Song by Jeff Buckley

from the album Grace
- Released: August 23, 1994
- Studio: Bearsville Studios (Woodstock, New York)
- Genre: Alternative rock; post-rock; psychedelic rock;
- Length: 5:26
- Label: Columbia
- Songwriters: Jeff Buckley; Mick Grøndahl; Matt Johnson;
- Producer: Andy Wallace

= Dream Brother =

"Dream Brother" is a song by American musician Jeff Buckley, featured on his only studio album Grace. Written by Buckley, bassist Mick Grøndahl and drummer Matt Johnson, it was written as an urge for a friend of his, Chris Dowd of Fishbone fame, not to walk out on his pregnant girlfriend in a similar way to Buckley's own father, Tim Buckley, as evidenced in the chorus, "Don't be like the one who made me so old/Don't be like the one who left behind his name/'Cause they're waiting for you like I waited for mine/And nobody ever came".

Jeff Buckley notes:

It's a song about a friend of mine, who's led a rather excessive life... He is in trouble. This song is for him. I know what self-destruction can lead to, and I have tried to warn him. But I am one big hypocrite because when I called him up and told him about the song I'd written, that same night I took an overdose of hash and woke up the next day feeling terrible. It is very hard not to give in to one's negative feelings. Life is total chaos.

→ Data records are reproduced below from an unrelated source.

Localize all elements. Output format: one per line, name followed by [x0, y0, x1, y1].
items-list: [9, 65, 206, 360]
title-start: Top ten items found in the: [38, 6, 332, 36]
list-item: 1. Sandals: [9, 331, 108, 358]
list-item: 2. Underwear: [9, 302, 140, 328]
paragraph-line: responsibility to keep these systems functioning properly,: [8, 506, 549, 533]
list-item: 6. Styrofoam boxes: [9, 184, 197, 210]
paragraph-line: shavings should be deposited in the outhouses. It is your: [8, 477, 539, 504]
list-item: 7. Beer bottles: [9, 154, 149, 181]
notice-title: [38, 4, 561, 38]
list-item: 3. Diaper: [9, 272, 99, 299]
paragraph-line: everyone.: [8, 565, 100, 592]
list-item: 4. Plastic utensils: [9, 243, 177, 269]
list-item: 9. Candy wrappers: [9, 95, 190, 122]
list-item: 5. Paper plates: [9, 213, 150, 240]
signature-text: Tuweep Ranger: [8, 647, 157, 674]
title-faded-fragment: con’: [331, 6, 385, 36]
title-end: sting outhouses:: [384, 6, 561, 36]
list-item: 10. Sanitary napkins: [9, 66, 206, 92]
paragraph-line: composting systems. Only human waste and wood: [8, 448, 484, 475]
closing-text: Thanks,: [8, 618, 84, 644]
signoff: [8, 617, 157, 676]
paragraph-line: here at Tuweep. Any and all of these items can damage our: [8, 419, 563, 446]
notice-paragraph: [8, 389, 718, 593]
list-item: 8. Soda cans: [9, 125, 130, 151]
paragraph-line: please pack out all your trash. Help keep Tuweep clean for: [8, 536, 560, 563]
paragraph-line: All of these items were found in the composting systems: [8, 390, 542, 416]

The title was also used for a biography of Jeff and Tim Buckley, written posthumously by journalist David Browne, as well as an album featuring covers of some of their most famous by several artists including The Magic Numbers and Sufjan Stevens.

==Covers==
The song was covered by English progressive metal band TesseracT on their Perspective EP. The song has been performed by jazz pianist Brad Mehldau in various arrangements over the years. A version appears on is 10 Years Solo Live record. In October 2024, the song was remixed by Russian-German electronic music producer Zedd on Telos.